In the last couple of posts, I have written about the state of community college education, and why the current approach to career and transfer education isn’t working out. What’s the solution for community colleges, and is it possible to restore value to a two-year degree?

There’s no one correct answer, but it’s clear that continuing to do the same thing isn’t working. Community college administrators need to recognize that their “competition” is not limited to other schools. Recent high school graduates can enter the workforce directly and make nearly as much money as they could with a two year degree.

Identification of and investment in new academic programs that have the potential to generate living wages for workers with dependents is essential. In Washtenaw County right now, that’s about $43 per hour. Sectors that currently meet that benchmark include:

  • Management occupations

Sectors that approach that benchmark include:

  • Computer and mathematical occupations
  • Architectural and engineering occupations
  • Legal occupations
  • Healthcare practitioners

Just as importantly, sectors that include the lowest annual wages in Washtenaw County include:

  • Food preparation and food service
  • Personal care and service
  • Healthcare support
  • Sales and related occupations
  • Building and Grounds cleaning and maintenance

Community college administrators must rethink those occupational education programs that do not lead to a living wage for individuals. In Washtenaw County, that’s $40,000 per year. Eliminating programs that lead to low-wage occupations and substituting new programs that meaningfully increase a worker’s salary is one way to add value to a community college degree.
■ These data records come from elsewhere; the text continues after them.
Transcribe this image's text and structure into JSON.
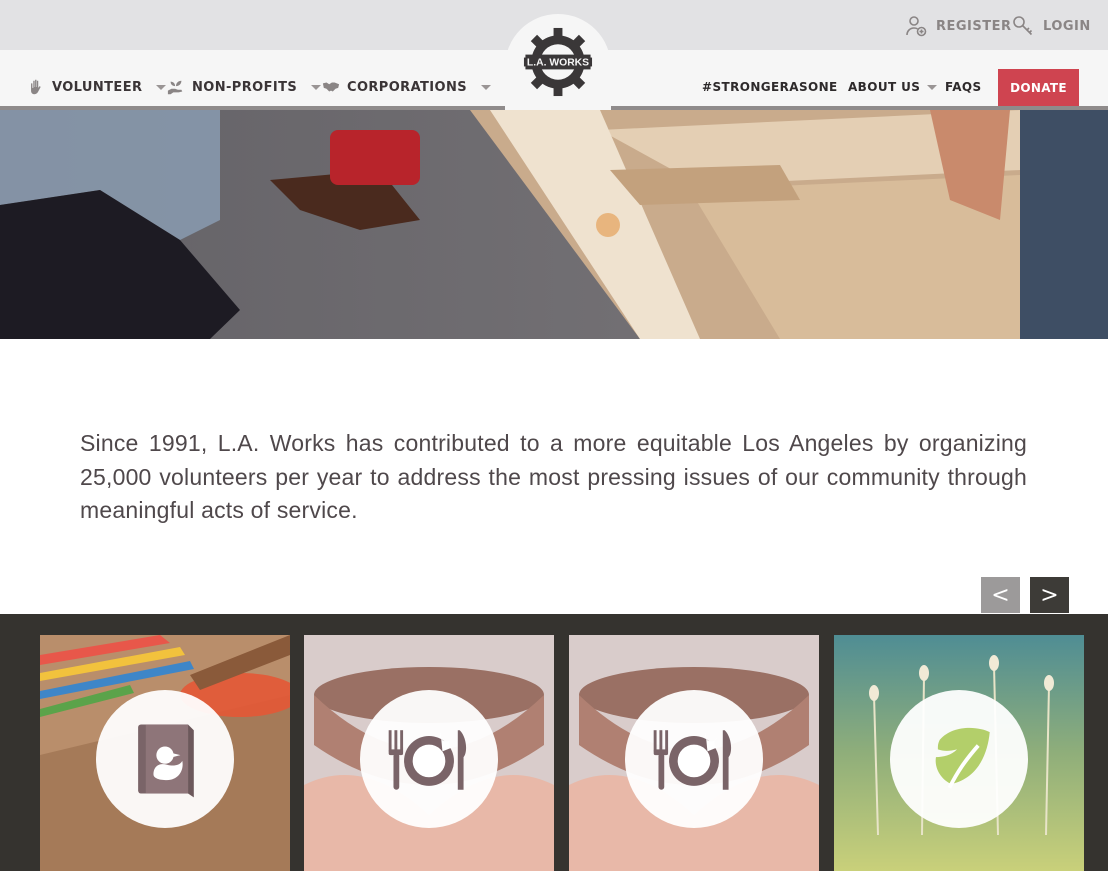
{
  "header": {
    "logo_text": "L.A. WORKS",
    "register_label": "REGISTER",
    "login_label": "LOGIN"
  },
  "nav": {
    "left": [
      {
        "label": "VOLUNTEER",
        "icon": "raised-hand-icon"
      },
      {
        "label": "NON-PROFITS",
        "icon": "hand-plant-icon"
      },
      {
        "label": "CORPORATIONS",
        "icon": "handshake-icon"
      }
    ],
    "right": {
      "hashtag": "#STRONGERASONE",
      "about": "ABOUT US",
      "faqs": "FAQS",
      "donate": "DONATE"
    }
  },
  "mission": {
    "text": "Since 1991, L.A. Works has contributed to a more equitable Los Angeles by organizing 25,000 volunteers per year to address the most pressing issues of our community through meaningful acts of service."
  },
  "carousel": {
    "prev_label": "<",
    "next_label": ">",
    "cards": [
      {
        "icon": "book-duck-icon",
        "background": "colored-pencils-and-paint-brushes"
      },
      {
        "icon": "fork-plate-knife-icon",
        "background": "hands-holding-bowl"
      },
      {
        "icon": "fork-plate-knife-icon",
        "background": "hands-holding-bowl"
      },
      {
        "icon": "leaf-icon",
        "background": "grass-and-flowers"
      }
    ]
  },
  "colors": {
    "accent_donate": "#cf4450",
    "topbar": "#e2e2e4",
    "strip": "#35332f",
    "icon_mauve": "#7a6468"
  }
}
Rethinking workforce development at community colleges

This also means avoiding non-degree workforce development programs that lead to low-wage work. There is no point in participating in programs that train people for full-time work that leaves them unable to truly escape poverty. That’s not why the people of Washtenaw County fund WCC. Low-wage employers should be left to train their own workforce, without any form of public subsidy.

Additionally, community college administrators must work closely with universities to ensure that transfer students are adequately prepared both academically and economically for the transition to a four-year program. Third, they must develop retention strategies to help reduce the percentage of students who fail to complete a degree program.

This isn’t a tall order for administrators who are engaged in the mission of adult education. But it does require them to worry less about opening new buildings and more about opening new programs. Success at the community college level doesn’t involve wasting money on revenue generation schemes that don’t relate to the college’s academic mission. This includes things like the Health and Fitness Center and plans to build a “convention center” and a hotel. These strategies will not help Washtenaw Community College students, nor will they help Washtenaw County. So let’s not waste time or resources on them.

Washtenaw County needs real, focused strategies to attract new employers to Washtenaw County. We need a long-term plan to deal with the impact of climate change and the potential for a massive shift in the nation’s population. In light of this, planning to put “retail outlots” in the WCC parking lots is just bush league nonsense. If that’s the best idea this administration can come up with, it’s time for a new administration.